TRUE STORY IN THE NEXT PARAGRAPH! (to be followed by a excerpt of my novel, Death at La Osa: A Pueblo Tribal Police Mystery).
In ca. 2018, my daughter, Wendy, and I stopped for a light dinner and drinks at the Adobe Bar at the Taos Inn, in Taos, New Mexico. I had written Death at La Osa and was editing time and time again my writing. Knowing that David Gary Suazo’s paintings were on my mind when I was writing pages 47-48, I had decided to let Wendy read those pages, sitting in the bar with Suazo’s paintings on the wall. I wanted to let Wendy see part of the process in creating a scene.
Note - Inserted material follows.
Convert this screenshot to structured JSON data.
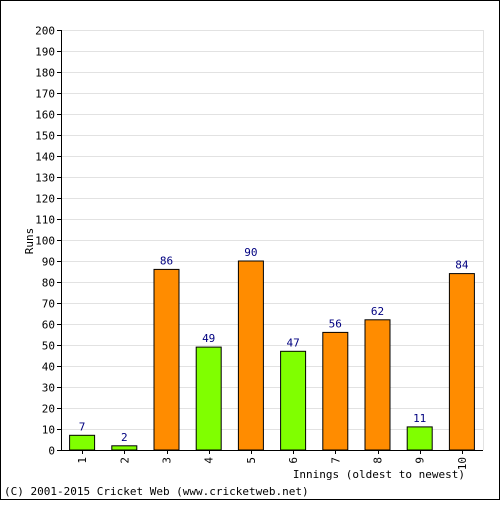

She read the two pages and was smiling and complimentary (hard to critique your father’s work in a bar after a Margarita…or maybe not). Wendy looked at Suazo’s paintings on the wall and smiled again. When we paid our bill and were walking out, she said, “Wait a minute, Dad.” She walked back to the bar, took ‘Midnight Star Ladder’ off the wall and went to the front-desk clerk at the inn and said, “I want to buy this painting.” Wendy bought the painting right then and there, and it now hangs in the living room of her home in Taos. As a writer AND father, I try to comprehend writing, art, and father-daughter relationships. The simple truth is this: Wendy purchased the painting in an act of love for me and my writing. When I first saw her at birth through the labor room window in Amarillo, she changed my life forever. Yo te amo, mi hija–siempre, siempre, siempre [1].
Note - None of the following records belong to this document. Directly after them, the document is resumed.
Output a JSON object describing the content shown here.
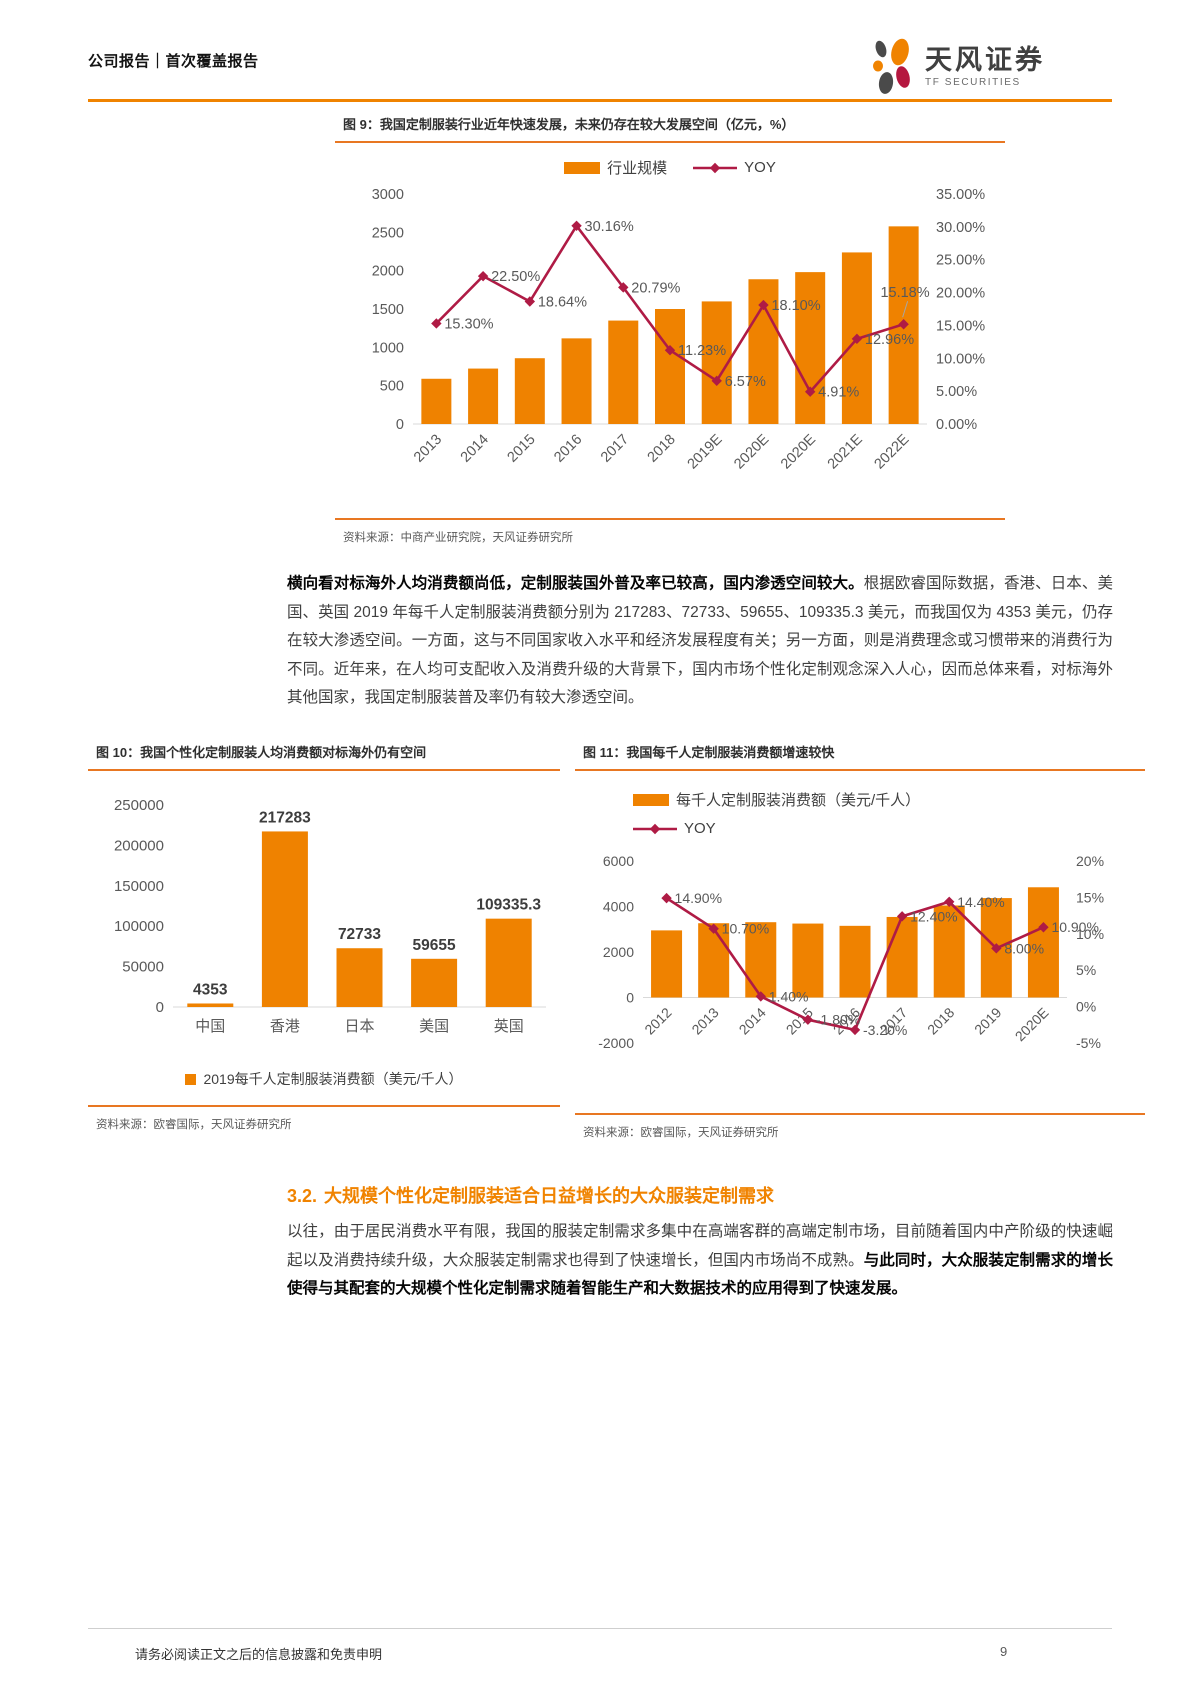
{
  "header": {
    "breadcrumb": "公司报告｜首次覆盖报告",
    "brand_cn": "天风证券",
    "brand_en": "TF SECURITIES"
  },
  "footer": {
    "disclaimer": "请务必阅读正文之后的信息披露和免责申明",
    "page_number": "9"
  },
  "section": {
    "number": "3.2.",
    "title": "大规模个性化定制服装适合日益增长的大众服装定制需求"
  },
  "paragraph1": {
    "bold": "横向看对标海外人均消费额尚低，定制服装国外普及率已较高，国内渗透空间较大。",
    "rest": "根据欧睿国际数据，香港、日本、美国、英国 2019 年每千人定制服装消费额分别为 217283、72733、59655、109335.3 美元，而我国仅为 4353 美元，仍存在较大渗透空间。一方面，这与不同国家收入水平和经济发展程度有关；另一方面，则是消费理念或习惯带来的消费行为不同。近年来，在人均可支配收入及消费升级的大背景下，国内市场个性化定制观念深入人心，因而总体来看，对标海外其他国家，我国定制服装普及率仍有较大渗透空间。"
  },
  "paragraph2": {
    "normal": "以往，由于居民消费水平有限，我国的服装定制需求多集中在高端客群的高端定制市场，目前随着国内中产阶级的快速崛起以及消费持续升级，大众服装定制需求也得到了快速增长，但国内市场尚不成熟。",
    "bold": "与此同时，大众服装定制需求的增长使得与其配套的大规模个性化定制需求随着智能生产和大数据技术的应用得到了快速发展。"
  },
  "colors": {
    "bar_orange": "#EF8200",
    "line_red": "#AF1B45",
    "rule_orange": "#E87722",
    "accent_orange": "#F08300"
  },
  "chart_data": [
    {
      "id": "chart9",
      "type": "bar+line",
      "title": "图 9：我国定制服装行业近年快速发展，未来仍存在较大发展空间（亿元，%）",
      "source": "资料来源：中商产业研究院，天风证券研究所",
      "categories": [
        "2013",
        "2014",
        "2015",
        "2016",
        "2017",
        "2018",
        "2019E",
        "2020E",
        "2020E",
        "2021E",
        "2022E"
      ],
      "series": [
        {
          "name": "行业规模",
          "type": "bar",
          "axis": "left",
          "values": [
            590,
            723,
            858,
            1117,
            1349,
            1500,
            1599,
            1888,
            1981,
            2238,
            2578
          ]
        },
        {
          "name": "YOY",
          "type": "line",
          "axis": "right",
          "values": [
            15.3,
            22.5,
            18.64,
            30.16,
            20.79,
            11.23,
            6.57,
            18.1,
            4.91,
            12.96,
            15.18
          ],
          "labels": [
            "15.30%",
            "22.50%",
            "18.64%",
            "30.16%",
            "20.79%",
            "11.23%",
            "6.57%",
            "18.10%",
            "4.91%",
            "12.96%",
            "15.18%"
          ]
        }
      ],
      "left_axis": {
        "min": 0,
        "max": 3000,
        "step": 500,
        "labels": [
          "0",
          "500",
          "1000",
          "1500",
          "2000",
          "2500",
          "3000"
        ]
      },
      "right_axis": {
        "min": 0,
        "max": 35,
        "step": 5,
        "labels": [
          "0.00%",
          "5.00%",
          "10.00%",
          "15.00%",
          "20.00%",
          "25.00%",
          "30.00%",
          "35.00%"
        ]
      },
      "legend": [
        {
          "label": "行业规模",
          "swatch": "bar"
        },
        {
          "label": "YOY",
          "swatch": "line"
        }
      ],
      "grid": false,
      "legend_position": "top-center"
    },
    {
      "id": "chart10",
      "type": "bar",
      "title": "图 10：我国个性化定制服装人均消费额对标海外仍有空间",
      "source": "资料来源：欧睿国际，天风证券研究所",
      "categories": [
        "中国",
        "香港",
        "日本",
        "美国",
        "英国"
      ],
      "series": [
        {
          "name": "2019每千人定制服装消费额（美元/千人）",
          "type": "bar",
          "axis": "left",
          "values": [
            4353,
            217283,
            72733,
            59655,
            109335.3
          ],
          "labels": [
            "4353",
            "217283",
            "72733",
            "59655",
            "109335.3"
          ]
        }
      ],
      "left_axis": {
        "min": 0,
        "max": 250000,
        "step": 50000,
        "labels": [
          "0",
          "50000",
          "100000",
          "150000",
          "200000",
          "250000"
        ]
      },
      "legend": [
        {
          "label": "2019每千人定制服装消费额（美元/千人）",
          "swatch": "square"
        }
      ],
      "grid": false,
      "legend_position": "bottom-center"
    },
    {
      "id": "chart11",
      "type": "bar+line",
      "title": "图 11：我国每千人定制服装消费额增速较快",
      "source": "资料来源：欧睿国际，天风证券研究所",
      "categories": [
        "2012",
        "2013",
        "2014",
        "2015",
        "2016",
        "2017",
        "2018",
        "2019",
        "2020E"
      ],
      "series": [
        {
          "name": "每千人定制服装消费额（美元/千人）",
          "type": "bar",
          "axis": "left",
          "values": [
            2950,
            3265,
            3310,
            3250,
            3150,
            3540,
            4045,
            4370,
            4845
          ]
        },
        {
          "name": "YOY",
          "type": "line",
          "axis": "right",
          "values": [
            14.9,
            10.7,
            1.4,
            -1.8,
            -3.2,
            12.4,
            14.4,
            8.0,
            10.9
          ],
          "labels": [
            "14.90%",
            "10.70%",
            "1.40%",
            "-1.80%",
            "-3.20%",
            "12.40%",
            "14.40%",
            "8.00%",
            "10.90%"
          ]
        }
      ],
      "left_axis": {
        "min": -2000,
        "max": 6000,
        "step": 2000,
        "labels": [
          "-2000",
          "0",
          "2000",
          "4000",
          "6000"
        ]
      },
      "right_axis": {
        "min": -5,
        "max": 20,
        "step": 5,
        "labels": [
          "-5%",
          "0%",
          "5%",
          "10%",
          "15%",
          "20%"
        ]
      },
      "legend": [
        {
          "label": "每千人定制服装消费额（美元/千人）",
          "swatch": "bar"
        },
        {
          "label": "YOY",
          "swatch": "line"
        }
      ],
      "grid": false,
      "legend_position": "top-left"
    }
  ]
}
“The table of six at Ojo Verde Inn began to eat their food and those facing Paseo de Norte looked out of the window next to the street and saw eighteen wheelers carrying logs from fresh cuts in the Carson National Forest. Snow had frozen to the bark of the fresh cut logs…. Those at the table that faced away from the street glanced upward at vigas in the ceiling and at artwork for sale on the wall. The prices for artwork of local Ojo Verde artists were priced to sell and the Pinion-Buttermilk Pancake woman eyed the brilliantly-hued painting of the Tulona Pueblo….
“I will buy that painting and make a place for it in my living room,” the Pinon-Buttermilk Pancake woman said to herself. When brunch was over, she went to the front desk of the Ojo Verde Inn, and out of her billfold she carefully placed seven-hundred dollars on the counter, buying the painting outright. As time went on in her life, she never regretted the purchase and her children rotated the painting amongst themselves after she died…. The Pinon-Buttermilk Pancake woman gave an additional tip to her server at the Inn because she wanted to remember and enlarge the morning at brunch as a generous morning, a time punctuated with giving, and with art.
An excerpt from the novel by Jack Matthews, Death at La Osa.
[1] Translation is, “I love you, daughter–always, always, always.”